Expo.02 est une manifestation moderne, progressiste, adaptée aux modes de fonctionnement d'une nouvelle génération: elle est non didactique, non pédagogique. Expo.02 s'est approprié le langage de l'art contemporain pour faire de la politique, elle projette des images impressionnistes et floues d'un monde d'évocations subtiles; l'analyse de l'Univers par une suite de clins d'œil. Aucun ronron didactique ne vient imposer ce qu'il est bon de penser, aucun discours explicite ne vient prescrire une vision du monde. Au citoyen-visiteur de se construire la sienne.

Celui-ci est donc supposé être politiquement éveillé: il n'a besoin ni de cours sur la tolérance, ni d'avant-propos idéologique sur le caractère inique de la société et encore moins de manifeste pour un monde égalitaire. Le meilleur exemple de cet esprit est le fabuleux Wer bin ich? (qui suis-je?), installé sur l'arteplage d'Yverdon et financé par la Confédération. Pas de queue, pas de parcours imposé, pas de texte d'explication; seulement la douce sensation de pouvoir penser pour soi seul, s'offrir un moment de méditation. Dans la même veine: le nuage se traverse sans littérature préalable, le Monolithe s'apprécie sans blabla, le caractère «unpolitically correct» du pavillon Happy-End, financé pourtant par une entreprise privée, se passe de commentaire (la séance de rodéo sur le Veau d'Or est le moment le plus jouissif de toute l'Expo!)

Certes, on trouve un certain nombre de pavillons qui ne semblent pas avoir saisi cette modernité.

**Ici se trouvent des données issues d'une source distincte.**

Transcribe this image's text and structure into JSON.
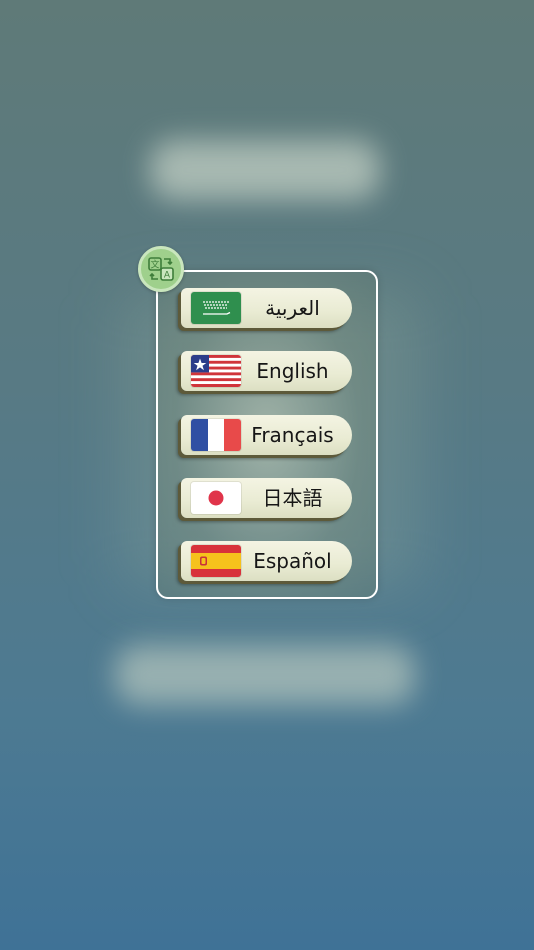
{
  "languages": [
    {
      "label": "العربية",
      "flag_icon": "saudi-arabia-flag-icon"
    },
    {
      "label": "English",
      "flag_icon": "liberia-flag-icon"
    },
    {
      "label": "Français",
      "flag_icon": "france-flag-icon"
    },
    {
      "label": "日本語",
      "flag_icon": "japan-flag-icon"
    },
    {
      "label": "Español",
      "flag_icon": "spain-flag-icon"
    }
  ],
  "badge_icon": "translate-icon",
  "colors": {
    "badge_green": "#9fd08c",
    "panel_border": "#ffffff",
    "button_face": "#eceed6",
    "button_shadow": "#5d5a3a"
  }
}
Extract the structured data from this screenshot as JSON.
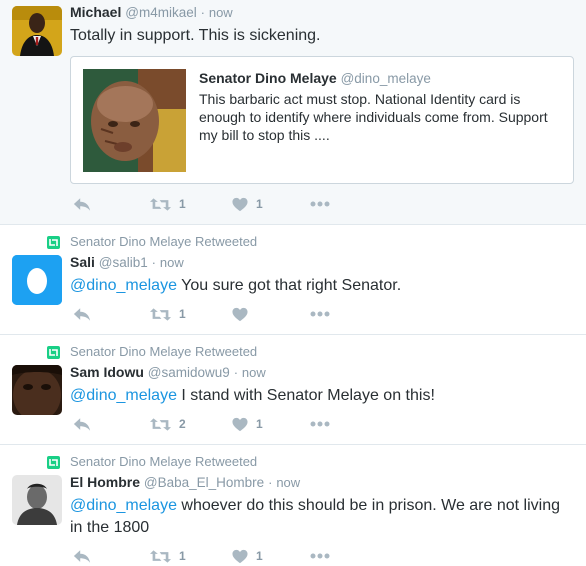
{
  "tweets": [
    {
      "retweet_context": "",
      "name": "Michael",
      "handle": "@m4mikael",
      "dot": "·",
      "time": "now",
      "text": "Totally in support. This is sickening.",
      "mention": "",
      "quote": {
        "name": "Senator Dino Melaye",
        "handle": "@dino_melaye",
        "text": "This barbaric act must stop. National Identity card is enough to identify where individuals come from. Support my bill to stop this ...."
      },
      "retweets": "1",
      "likes": "1"
    },
    {
      "retweet_context": "Senator Dino Melaye Retweeted",
      "name": "Sali",
      "handle": "@salib1",
      "dot": "·",
      "time": "now",
      "mention": "@dino_melaye",
      "text": " You sure got that right Senator.",
      "retweets": "1",
      "likes": ""
    },
    {
      "retweet_context": "Senator Dino Melaye Retweeted",
      "name": "Sam Idowu",
      "handle": "@samidowu9",
      "dot": "·",
      "time": "now",
      "mention": "@dino_melaye",
      "text": " I stand with Senator Melaye on this!",
      "retweets": "2",
      "likes": "1"
    },
    {
      "retweet_context": "Senator Dino Melaye Retweeted",
      "name": "El Hombre",
      "handle": "@Baba_El_Hombre",
      "dot": "·",
      "time": "now",
      "mention": "@dino_melaye",
      "text": " whoever do this should be in prison. We are not living in the 1800",
      "retweets": "1",
      "likes": "1"
    }
  ],
  "icons": {
    "reply": "reply-icon",
    "retweet": "retweet-icon",
    "like": "heart-icon",
    "more": "more-icon",
    "retweet_badge": "retweet-badge-icon"
  },
  "colors": {
    "link": "#1b95e0",
    "muted": "#8899a6",
    "icon": "#aab8c2",
    "retweet_green": "#19cf86",
    "highlight_bg": "#f5f8fa"
  }
}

Quelques-unes prennent même le citoyen pour un plouc qu'on devrait éduquer politiquement et qu'il faudrait accompagner sur le chemin du progrès. Le pavillon Leben Lust und Lohn (vie, désir et travail) à Bienne en fait partie, tout comme Biopolis à Neuchâtel, payé par une grosse entreprise de pharmacie. Le visiteur n'y est qu'un spectateur à qui on bourre le crâne de lieux communs. La première exposition montre un one-man-show pathétique sur la qualité des finitions de l'industrie suisse, tandis que la deuxième «annonce» au visiteur que la génétique, «c'est l'avenir», et «qu'elle crée encore des craintes dans la société». Merci pour le tuyau!

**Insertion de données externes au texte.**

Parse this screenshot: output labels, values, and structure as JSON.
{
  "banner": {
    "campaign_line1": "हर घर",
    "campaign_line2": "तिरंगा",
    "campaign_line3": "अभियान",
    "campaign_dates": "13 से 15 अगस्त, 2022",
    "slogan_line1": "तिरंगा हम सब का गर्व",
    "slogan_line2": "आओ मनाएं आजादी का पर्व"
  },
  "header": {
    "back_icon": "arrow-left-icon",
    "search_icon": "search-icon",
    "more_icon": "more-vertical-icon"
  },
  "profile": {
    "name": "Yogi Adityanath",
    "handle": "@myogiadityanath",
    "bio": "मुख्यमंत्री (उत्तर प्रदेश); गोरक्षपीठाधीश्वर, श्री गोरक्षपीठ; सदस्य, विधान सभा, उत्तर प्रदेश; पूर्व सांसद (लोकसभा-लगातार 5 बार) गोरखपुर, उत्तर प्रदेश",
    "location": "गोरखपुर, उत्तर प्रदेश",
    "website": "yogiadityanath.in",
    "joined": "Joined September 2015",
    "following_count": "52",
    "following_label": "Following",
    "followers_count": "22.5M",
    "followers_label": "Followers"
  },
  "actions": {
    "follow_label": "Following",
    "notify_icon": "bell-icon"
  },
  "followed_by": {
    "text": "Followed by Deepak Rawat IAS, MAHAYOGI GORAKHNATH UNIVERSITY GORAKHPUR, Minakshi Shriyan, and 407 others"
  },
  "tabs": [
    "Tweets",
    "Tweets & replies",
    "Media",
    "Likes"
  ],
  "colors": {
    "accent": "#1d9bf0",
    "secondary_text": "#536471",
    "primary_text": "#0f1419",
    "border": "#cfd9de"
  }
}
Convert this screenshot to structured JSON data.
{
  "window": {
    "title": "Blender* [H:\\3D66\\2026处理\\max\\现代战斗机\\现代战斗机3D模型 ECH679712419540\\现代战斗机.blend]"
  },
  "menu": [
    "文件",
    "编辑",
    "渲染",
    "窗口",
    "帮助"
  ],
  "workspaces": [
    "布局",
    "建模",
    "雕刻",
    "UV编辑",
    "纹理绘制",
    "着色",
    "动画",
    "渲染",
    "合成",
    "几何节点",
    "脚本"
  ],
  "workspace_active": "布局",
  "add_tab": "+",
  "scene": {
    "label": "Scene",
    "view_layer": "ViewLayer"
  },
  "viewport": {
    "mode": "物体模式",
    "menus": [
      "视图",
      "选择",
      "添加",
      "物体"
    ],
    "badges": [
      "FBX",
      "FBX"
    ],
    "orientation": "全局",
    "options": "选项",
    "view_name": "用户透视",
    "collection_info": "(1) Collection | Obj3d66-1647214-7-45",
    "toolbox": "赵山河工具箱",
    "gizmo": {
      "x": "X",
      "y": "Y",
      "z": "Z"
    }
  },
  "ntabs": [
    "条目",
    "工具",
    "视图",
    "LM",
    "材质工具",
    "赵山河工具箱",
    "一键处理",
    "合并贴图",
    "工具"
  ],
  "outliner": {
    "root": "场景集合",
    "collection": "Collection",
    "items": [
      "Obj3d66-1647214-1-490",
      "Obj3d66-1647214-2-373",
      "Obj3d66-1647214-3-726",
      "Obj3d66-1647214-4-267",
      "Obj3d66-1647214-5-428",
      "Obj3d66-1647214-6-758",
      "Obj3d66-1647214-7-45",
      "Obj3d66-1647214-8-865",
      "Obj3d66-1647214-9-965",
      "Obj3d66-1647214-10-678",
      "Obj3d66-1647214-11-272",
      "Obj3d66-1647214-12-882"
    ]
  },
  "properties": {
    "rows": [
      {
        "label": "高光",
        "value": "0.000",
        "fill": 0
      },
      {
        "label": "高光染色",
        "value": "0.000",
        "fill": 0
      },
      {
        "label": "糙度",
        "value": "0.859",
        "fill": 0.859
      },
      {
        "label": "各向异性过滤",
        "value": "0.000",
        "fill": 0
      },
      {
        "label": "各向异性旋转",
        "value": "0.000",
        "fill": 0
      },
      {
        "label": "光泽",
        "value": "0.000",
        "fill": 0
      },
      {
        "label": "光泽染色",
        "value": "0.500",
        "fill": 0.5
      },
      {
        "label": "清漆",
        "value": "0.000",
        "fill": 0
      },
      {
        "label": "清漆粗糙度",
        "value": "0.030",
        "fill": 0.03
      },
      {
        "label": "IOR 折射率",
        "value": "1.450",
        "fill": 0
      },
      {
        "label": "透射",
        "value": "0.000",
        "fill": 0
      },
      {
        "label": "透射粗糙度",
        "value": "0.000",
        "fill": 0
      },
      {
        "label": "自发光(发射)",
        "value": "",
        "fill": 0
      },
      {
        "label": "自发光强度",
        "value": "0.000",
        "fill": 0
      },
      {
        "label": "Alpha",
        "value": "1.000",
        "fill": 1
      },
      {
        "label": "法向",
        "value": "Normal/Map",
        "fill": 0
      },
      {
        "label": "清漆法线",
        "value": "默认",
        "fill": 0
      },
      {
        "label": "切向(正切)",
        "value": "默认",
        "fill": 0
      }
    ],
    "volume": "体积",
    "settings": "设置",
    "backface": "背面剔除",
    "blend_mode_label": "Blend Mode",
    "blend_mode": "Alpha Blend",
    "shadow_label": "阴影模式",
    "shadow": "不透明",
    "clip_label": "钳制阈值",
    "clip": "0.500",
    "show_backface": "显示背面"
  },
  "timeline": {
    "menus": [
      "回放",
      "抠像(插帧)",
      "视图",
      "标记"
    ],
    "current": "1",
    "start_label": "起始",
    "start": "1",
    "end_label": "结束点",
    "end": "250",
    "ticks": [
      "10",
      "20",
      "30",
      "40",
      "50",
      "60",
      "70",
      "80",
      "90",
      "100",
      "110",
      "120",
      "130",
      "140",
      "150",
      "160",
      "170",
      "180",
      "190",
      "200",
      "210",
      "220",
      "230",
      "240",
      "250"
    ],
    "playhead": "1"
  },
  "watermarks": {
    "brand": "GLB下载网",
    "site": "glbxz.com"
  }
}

Malgré ces quelques ratés, Expo.02 est une manifestation politique justement parce qu'elle ne donne pas de leçon politique. Elle est intelligente parce qu'elle ne fait pas de pédagogie. Cet été, la manifestation la plus importante en Suisse depuis la fin de la Seconde Guerre mondiale vient de redonner au corps sa place dans notre société, aux sensations leur importance et à la subjectivité son règne.